According to Technovation, 26 percent of its alumnae who go to college major in computer science, which is 65 times higher than the national rate of freshman college women majoring in computer science.

Working alongside teams of girls, mentors help change perceptions that computer science lacks creativity or is better suited for boys.

“There has never been a point where women were not capable, but there’s a question of desire and motivation and confidence,” Mader says. “I almost didn’t go into this field, because I didn’t think it would be very rewarding. I thought it was just going to be data entry, which isn’t something I have a passion for. I didn’t realize how much creativity, how much problem-solving and how many puzzles there were. I think Technovation is trying to show people that.”

The program helps girls understand that if they can’t solve a problem, it’s OK to try again or try something completely different, says Mader, who mentored a team of high school and middle school students in 2016.

Technovation emphasizes that the girls come up with ideas for their projects, which spurs their creativity, says Technovation mentor Julia-Rose Anderson, Center for Innovation. “The girls own their projects, and it’s really about helping them figure out how to find the solution themselves rather than showing them the answer or doing it for them.”


For the mentors, it’s not always easy to let the girls solve their own problems.

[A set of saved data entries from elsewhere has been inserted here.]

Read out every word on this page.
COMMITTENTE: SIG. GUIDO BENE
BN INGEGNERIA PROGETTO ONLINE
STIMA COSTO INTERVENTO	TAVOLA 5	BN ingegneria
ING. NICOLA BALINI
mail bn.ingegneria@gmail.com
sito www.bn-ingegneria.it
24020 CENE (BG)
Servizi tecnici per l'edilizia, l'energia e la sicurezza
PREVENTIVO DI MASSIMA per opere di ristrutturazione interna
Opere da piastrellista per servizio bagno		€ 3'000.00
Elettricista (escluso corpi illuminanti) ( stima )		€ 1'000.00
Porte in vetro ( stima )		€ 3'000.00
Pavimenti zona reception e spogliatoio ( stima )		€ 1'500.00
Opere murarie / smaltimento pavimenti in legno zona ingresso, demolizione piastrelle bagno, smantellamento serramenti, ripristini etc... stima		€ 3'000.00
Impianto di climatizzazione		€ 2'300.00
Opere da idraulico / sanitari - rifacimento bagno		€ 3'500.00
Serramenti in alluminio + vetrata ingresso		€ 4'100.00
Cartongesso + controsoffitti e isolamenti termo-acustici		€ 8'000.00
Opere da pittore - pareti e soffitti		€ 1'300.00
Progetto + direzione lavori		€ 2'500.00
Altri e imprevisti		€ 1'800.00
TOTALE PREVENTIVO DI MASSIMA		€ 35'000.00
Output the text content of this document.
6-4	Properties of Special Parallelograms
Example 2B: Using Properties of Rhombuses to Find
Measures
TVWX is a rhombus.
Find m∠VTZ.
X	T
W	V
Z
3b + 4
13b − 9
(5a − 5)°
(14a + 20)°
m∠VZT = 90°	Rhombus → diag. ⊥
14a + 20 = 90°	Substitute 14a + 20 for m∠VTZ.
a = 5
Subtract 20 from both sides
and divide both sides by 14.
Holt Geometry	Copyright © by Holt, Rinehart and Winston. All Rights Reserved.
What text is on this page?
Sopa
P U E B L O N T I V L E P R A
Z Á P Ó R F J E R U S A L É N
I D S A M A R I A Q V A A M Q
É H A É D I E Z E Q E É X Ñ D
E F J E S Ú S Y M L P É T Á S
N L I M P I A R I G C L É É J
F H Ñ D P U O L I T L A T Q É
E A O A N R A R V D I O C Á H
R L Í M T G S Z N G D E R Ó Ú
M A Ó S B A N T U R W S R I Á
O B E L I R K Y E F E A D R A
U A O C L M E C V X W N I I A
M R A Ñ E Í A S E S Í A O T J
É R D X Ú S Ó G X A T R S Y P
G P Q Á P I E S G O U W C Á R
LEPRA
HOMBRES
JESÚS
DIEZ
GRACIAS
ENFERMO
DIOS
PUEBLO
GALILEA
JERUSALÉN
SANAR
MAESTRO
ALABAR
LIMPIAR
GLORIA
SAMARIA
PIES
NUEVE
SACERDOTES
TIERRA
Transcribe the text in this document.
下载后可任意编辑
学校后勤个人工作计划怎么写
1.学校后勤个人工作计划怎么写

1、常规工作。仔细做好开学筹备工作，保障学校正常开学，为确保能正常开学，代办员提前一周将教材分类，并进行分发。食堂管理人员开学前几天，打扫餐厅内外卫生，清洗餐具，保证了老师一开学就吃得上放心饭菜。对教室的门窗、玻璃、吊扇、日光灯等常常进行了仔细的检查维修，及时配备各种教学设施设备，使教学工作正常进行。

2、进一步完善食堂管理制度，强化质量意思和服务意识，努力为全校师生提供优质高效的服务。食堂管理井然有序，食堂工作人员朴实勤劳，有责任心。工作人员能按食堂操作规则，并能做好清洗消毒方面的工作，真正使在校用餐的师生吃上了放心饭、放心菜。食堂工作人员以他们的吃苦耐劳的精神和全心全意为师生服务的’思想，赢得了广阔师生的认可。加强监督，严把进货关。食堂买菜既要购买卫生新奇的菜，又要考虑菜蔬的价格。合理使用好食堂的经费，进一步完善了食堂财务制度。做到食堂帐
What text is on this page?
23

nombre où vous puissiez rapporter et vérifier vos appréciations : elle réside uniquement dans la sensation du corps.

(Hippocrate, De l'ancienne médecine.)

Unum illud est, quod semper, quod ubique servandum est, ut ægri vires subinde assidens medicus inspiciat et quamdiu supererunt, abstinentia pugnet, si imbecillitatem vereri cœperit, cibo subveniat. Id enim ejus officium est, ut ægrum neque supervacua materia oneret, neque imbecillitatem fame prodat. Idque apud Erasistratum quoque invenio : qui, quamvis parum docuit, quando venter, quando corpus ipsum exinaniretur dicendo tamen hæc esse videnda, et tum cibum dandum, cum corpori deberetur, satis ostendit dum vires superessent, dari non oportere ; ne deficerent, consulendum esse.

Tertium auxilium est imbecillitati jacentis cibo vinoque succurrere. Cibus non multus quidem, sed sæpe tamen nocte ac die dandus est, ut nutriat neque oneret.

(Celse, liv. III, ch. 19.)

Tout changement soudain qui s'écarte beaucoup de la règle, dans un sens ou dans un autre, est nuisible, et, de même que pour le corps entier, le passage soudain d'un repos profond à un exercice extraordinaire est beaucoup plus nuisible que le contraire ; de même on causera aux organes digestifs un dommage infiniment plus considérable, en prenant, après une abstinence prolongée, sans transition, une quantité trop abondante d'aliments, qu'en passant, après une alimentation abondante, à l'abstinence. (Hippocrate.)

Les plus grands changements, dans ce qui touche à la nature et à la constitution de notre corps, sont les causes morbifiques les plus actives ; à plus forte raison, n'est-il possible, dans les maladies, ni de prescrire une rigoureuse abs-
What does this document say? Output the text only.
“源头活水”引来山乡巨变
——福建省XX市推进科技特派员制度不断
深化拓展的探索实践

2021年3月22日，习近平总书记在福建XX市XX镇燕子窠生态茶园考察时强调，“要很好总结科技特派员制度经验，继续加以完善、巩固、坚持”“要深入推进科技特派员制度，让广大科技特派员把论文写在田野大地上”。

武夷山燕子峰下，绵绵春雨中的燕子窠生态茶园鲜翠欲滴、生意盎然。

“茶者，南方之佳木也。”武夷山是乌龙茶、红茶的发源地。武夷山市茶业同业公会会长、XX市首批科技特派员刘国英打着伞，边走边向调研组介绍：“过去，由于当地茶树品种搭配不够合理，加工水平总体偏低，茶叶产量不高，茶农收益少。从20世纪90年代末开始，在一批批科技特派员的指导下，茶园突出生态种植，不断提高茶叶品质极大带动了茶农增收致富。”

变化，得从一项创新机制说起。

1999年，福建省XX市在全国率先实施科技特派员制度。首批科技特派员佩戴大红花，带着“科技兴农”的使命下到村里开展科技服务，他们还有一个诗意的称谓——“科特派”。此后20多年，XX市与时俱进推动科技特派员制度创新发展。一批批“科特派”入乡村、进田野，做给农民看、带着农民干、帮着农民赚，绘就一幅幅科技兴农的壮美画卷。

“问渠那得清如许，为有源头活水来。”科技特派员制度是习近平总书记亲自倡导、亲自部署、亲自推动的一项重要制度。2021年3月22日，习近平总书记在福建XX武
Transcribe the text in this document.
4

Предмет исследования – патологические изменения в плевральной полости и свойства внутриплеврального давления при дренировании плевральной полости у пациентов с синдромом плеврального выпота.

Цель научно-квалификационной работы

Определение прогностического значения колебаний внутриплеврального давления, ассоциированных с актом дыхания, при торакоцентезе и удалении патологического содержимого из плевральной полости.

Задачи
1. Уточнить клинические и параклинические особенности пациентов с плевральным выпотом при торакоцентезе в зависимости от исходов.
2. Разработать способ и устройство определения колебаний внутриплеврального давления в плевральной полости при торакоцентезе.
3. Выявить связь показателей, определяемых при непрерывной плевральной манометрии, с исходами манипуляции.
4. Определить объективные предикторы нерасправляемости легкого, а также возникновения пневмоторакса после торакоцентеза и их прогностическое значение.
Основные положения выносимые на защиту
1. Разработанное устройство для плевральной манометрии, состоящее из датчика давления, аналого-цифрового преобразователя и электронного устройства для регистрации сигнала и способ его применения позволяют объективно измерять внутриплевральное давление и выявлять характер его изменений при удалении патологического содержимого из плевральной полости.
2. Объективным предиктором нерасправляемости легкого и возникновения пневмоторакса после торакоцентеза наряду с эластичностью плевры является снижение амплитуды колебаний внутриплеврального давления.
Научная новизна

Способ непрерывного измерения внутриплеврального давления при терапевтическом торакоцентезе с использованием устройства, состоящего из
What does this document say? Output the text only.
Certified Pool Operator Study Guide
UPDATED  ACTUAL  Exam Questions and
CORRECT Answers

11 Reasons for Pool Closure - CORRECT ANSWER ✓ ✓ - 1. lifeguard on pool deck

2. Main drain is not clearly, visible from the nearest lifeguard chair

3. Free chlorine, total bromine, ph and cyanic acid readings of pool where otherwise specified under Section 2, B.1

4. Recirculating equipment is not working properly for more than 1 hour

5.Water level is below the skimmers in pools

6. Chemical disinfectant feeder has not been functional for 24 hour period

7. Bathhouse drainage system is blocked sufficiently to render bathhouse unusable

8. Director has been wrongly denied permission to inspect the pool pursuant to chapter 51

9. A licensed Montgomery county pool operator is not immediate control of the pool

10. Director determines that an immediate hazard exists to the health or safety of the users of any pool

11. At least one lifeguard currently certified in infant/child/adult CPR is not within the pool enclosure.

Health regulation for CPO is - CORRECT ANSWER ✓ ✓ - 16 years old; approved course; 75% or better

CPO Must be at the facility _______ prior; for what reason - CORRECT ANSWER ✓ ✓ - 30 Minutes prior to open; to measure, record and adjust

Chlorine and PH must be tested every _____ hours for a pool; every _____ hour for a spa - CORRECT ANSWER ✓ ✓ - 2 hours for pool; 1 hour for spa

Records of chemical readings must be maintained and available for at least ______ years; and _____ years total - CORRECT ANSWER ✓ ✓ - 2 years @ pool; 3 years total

“The toughest part for me was to not tell them what they needed to do, but to guide them to the solution,” says Jorgensen. “And a lot of times, it wasn’t the way I would have done it, so that was surprising.”

Witnessing this growth in the girls, say the mentors, is one of the highlights of their involvement in Technovation.

“The thing that has continued to stick out and has hooked me on the program is to see their confidence grow and the reaction on their faces when they put their first piece of code together and activate it on their mobile device,” says Anderson, who has been involved with Technovation for three years. “I think it comes down to showing the girls that they can have some empowerment and some control in the world.”

That sense of purpose has inspired the members of Jorgensen’s team to take their product, which, like their team name, is called Volunteerium, beyond the scope of the challenge and begin marketing it in the community. Although the Volunteerium app is not available commercially yet, team members hope to secure investors and begin offering the product in 2017.

“The girls had never even played with the idea that they could build an app. We don’t raise them that way,” says Jorgensen. “But they not only came up with an idea, they had to touch technology to build something and had to get out into the community to sell that idea and take the criticism.”

Jorgensen says these are experiences that no classroom setting can duplicate yet are vital to success in the real world.

“It’s a lot of hard work, and you have to be dedicated, but the payoff is amazing,” Hartman says. “It has prepared me to graduate high school and go on to college and to really push myself to better the community and hopefully extend our app to better the world.”